Usted mencionó que el único lapso en el que la AN estuvo cerca de su rol institucional fue durante la presidencia de Omar Barboza ¿pero cómo se podía sostener una política de reforzar el Parlamento desde el punto de vista político, en un contexto de acoso permanente de parte del resto de los poderes?

–La gran pregunta es ¿si el Parlamento hubiera actuado distinto, el gobierno de Maduro hubiera actuado distinto? No lo sé. Tengo mis dudas. Pero cuando hablo del reforzamiento político como una estrategia más cónsona con las funciones de la AN me refiero a que, por ejemplo, en enero de 2016, cuando se discutió el decreto de emergencia económica, la AN hubiese tratado de mantener la tensión política, de hacer las interpelaciones, votar, proponer, pero mantenerse al margen del “Maduro vete ya” porque eso puso en guardia al gobierno. Y digo esto sin querer excusar al Gobierno de todo lo que ha hecho, sin querer eximirlo de su responsabilidad. 

¿Qué otra cosa piensa que pudo hacerse distinta?

–Faltó fue tratar de acercarse a los problemas de la gente. Ya en 2015 estábamos en el punto fuerte de la escasez de alimentos y medicinas. Arrancando 2016 la AN pudo haberse abierto a la gente, hacer sesiones especiales con los productores de alimentos, con los consumidores, darle base popular a su existencia, incluso aún a pesar del supuesto desacato. Yo hubiera aprobado el programa de gobierno de la oposición en la Asamblea, una visión de país que incluyera el tema económico, la Fuerza Armada independiente, etcétera. Pero el ‘Maduro vete ya’ metió a la AN en una dinámica de confrontación, en un conflicto de poderes. Creo que si se hubiese aplicado desde 2016 y de manera sostenida la política implementada por Barboza en 2018, la población hubiese valorado mejor al Parlamento. 

Pero usted dijo que la gente no quería ni quiere una AN dialogante, sino de confrontación…

–Sí. Es complicado. Pero lo que tenemos hoy es que la promesa de la oposición en diciembre de 2015, aquello de “la cola para votar será la última cola” y aquello de “Maduro vete ya” no se cumplió. ¿Supo la oposición administrar bien su 56 % de apoyo popular? El otro error fue que la Mesa de la Unidad, el mecanismo institucional que tenía la oposición, se fundió con la AN. Se le trasladó todo el peso de la oposición a la Asamblea Nacional.
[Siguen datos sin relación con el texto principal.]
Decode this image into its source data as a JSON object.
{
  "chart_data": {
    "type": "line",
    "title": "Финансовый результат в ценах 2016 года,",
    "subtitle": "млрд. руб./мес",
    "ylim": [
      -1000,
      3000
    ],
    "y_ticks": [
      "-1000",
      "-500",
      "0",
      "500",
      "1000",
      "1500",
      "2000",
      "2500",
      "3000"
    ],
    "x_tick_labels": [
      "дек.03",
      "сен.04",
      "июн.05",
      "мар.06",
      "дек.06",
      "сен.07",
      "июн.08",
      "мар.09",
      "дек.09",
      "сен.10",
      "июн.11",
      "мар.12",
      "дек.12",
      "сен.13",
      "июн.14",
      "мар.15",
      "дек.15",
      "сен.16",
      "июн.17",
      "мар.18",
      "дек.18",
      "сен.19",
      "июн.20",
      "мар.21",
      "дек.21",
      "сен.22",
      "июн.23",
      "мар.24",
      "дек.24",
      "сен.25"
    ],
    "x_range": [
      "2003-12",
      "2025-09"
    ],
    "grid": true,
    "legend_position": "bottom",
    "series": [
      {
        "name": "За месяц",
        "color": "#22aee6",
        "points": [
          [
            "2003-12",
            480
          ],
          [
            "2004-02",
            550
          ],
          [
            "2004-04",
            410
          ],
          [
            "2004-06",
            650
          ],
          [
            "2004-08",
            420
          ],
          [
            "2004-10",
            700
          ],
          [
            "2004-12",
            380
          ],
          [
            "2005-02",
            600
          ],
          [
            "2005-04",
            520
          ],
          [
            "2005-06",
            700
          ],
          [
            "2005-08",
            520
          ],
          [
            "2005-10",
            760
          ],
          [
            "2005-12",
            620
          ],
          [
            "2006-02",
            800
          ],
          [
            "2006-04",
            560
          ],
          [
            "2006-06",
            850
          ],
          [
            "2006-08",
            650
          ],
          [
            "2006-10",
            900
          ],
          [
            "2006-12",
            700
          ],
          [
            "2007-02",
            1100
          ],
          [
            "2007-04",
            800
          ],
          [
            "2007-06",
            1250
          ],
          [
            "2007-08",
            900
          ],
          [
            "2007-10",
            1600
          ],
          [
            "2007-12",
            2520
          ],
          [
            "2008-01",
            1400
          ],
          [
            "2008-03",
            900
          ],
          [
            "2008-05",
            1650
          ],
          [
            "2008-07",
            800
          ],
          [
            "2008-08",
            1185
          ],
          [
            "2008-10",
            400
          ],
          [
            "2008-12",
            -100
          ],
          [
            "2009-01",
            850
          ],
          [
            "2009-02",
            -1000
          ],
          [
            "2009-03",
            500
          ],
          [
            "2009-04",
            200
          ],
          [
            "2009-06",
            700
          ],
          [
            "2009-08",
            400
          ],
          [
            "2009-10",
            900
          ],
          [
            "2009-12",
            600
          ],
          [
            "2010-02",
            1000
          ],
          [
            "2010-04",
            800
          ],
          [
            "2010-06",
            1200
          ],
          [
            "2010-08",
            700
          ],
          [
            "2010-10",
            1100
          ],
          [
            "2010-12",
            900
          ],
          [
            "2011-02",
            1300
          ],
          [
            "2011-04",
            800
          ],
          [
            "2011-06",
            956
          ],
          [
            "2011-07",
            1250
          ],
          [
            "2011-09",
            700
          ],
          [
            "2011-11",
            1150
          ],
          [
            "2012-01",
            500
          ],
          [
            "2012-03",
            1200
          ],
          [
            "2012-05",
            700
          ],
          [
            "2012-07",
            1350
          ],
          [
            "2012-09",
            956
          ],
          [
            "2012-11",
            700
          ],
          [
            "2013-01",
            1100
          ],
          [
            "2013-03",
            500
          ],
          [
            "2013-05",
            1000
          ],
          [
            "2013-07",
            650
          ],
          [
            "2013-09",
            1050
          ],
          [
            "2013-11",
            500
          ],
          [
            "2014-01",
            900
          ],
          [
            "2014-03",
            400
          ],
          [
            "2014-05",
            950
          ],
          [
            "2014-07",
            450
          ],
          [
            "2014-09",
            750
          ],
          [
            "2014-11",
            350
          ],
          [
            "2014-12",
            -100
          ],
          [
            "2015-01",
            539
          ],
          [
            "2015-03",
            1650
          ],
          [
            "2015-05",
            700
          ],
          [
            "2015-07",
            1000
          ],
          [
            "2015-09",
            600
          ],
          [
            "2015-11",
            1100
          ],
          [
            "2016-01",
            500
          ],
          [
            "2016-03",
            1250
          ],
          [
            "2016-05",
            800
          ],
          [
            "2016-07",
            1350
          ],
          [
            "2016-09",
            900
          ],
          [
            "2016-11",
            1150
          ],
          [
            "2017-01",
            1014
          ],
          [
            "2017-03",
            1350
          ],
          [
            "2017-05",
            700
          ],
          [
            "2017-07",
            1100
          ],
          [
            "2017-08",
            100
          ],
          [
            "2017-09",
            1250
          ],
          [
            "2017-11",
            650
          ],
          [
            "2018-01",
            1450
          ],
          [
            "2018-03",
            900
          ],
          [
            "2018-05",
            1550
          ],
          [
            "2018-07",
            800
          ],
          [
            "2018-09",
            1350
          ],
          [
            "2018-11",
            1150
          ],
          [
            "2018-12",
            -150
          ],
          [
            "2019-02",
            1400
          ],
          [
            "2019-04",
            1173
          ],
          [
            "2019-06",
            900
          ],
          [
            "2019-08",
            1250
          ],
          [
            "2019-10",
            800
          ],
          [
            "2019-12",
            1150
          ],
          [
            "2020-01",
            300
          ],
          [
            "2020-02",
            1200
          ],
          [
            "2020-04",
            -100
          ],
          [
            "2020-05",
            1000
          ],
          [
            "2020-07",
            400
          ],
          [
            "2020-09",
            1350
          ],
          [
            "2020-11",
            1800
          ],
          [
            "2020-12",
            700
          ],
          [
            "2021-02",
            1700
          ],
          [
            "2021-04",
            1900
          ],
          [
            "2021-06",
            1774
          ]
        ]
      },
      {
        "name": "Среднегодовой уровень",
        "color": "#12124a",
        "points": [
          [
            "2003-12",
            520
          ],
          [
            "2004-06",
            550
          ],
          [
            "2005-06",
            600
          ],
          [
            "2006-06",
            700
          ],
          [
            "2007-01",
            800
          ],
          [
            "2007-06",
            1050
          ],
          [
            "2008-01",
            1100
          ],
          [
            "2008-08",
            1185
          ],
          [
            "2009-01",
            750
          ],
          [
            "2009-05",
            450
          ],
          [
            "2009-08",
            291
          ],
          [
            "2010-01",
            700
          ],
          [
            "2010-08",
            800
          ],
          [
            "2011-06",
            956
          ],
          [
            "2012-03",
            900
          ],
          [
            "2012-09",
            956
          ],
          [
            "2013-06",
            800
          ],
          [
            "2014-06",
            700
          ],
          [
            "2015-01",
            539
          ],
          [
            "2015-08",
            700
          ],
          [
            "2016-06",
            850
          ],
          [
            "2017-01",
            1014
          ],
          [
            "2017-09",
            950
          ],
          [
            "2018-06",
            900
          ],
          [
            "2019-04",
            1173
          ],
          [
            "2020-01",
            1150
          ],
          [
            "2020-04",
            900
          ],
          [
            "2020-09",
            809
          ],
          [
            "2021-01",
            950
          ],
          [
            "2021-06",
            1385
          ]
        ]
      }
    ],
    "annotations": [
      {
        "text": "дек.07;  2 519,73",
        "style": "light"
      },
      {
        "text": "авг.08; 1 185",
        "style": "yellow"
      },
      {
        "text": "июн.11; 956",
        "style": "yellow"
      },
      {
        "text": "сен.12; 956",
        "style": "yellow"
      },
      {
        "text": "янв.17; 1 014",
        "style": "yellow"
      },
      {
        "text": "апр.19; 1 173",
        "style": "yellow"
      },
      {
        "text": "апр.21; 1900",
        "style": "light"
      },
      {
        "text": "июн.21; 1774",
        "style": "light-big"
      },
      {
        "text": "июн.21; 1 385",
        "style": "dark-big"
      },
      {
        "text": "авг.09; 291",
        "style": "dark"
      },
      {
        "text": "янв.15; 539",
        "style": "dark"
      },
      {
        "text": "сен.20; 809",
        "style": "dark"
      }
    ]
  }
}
Entonces la oposición perdió a la Asamblea como contrapeso del poder porque la gente ya no sabía si la Asamblea era el Poder Legislativo o era el cuartel general de la oposición.

¿De qué manera el desmantelamiento de la MUD incidió también en el desempeño de la Asamblea Nacional?

–En 2016 los líderes de la oposición convinieron en que el G4 no se podía trasladar al Parlamento, pero eso no se cumplió y eso le restó legitimidad a la institución porque una Asamblea Nacional es nacional: representa a todos, no solo a la oposición. Ellos perdieron de vista que muchos de los que votaron por la oposición en 2015 no eran seguidores de la oposición pero le aplicaron un voto castigo al gobierno. Entonces lo lógico era que la dirigencia defendiera la separación de la MUD y de la AN, que nombrara por ejemplo un enlace de la oposición con la AN, pero eso no se hizo. Lo que se hizo fue debilitar a la AN frente a un sector de los venezolanos que dejó de sentirse representada por la AN, y frente al gobierno que aprovechó esa situación para alimentar su discurso de que la Asamblea era ‘burguesa’. La oposición perdió la narrativa política, el trabajo de manejo y entendimiento político, luego pusieron las dos estructuras juntas: AN y MUD. Llevaron eso al Parlamento creyendo que eso iba a generar un superpoder y ya vemos lo que pasó.

Xavier Rodríguez:

“Fragmentación de la oposición y avance represivo del Gobierno vaciaron la AN”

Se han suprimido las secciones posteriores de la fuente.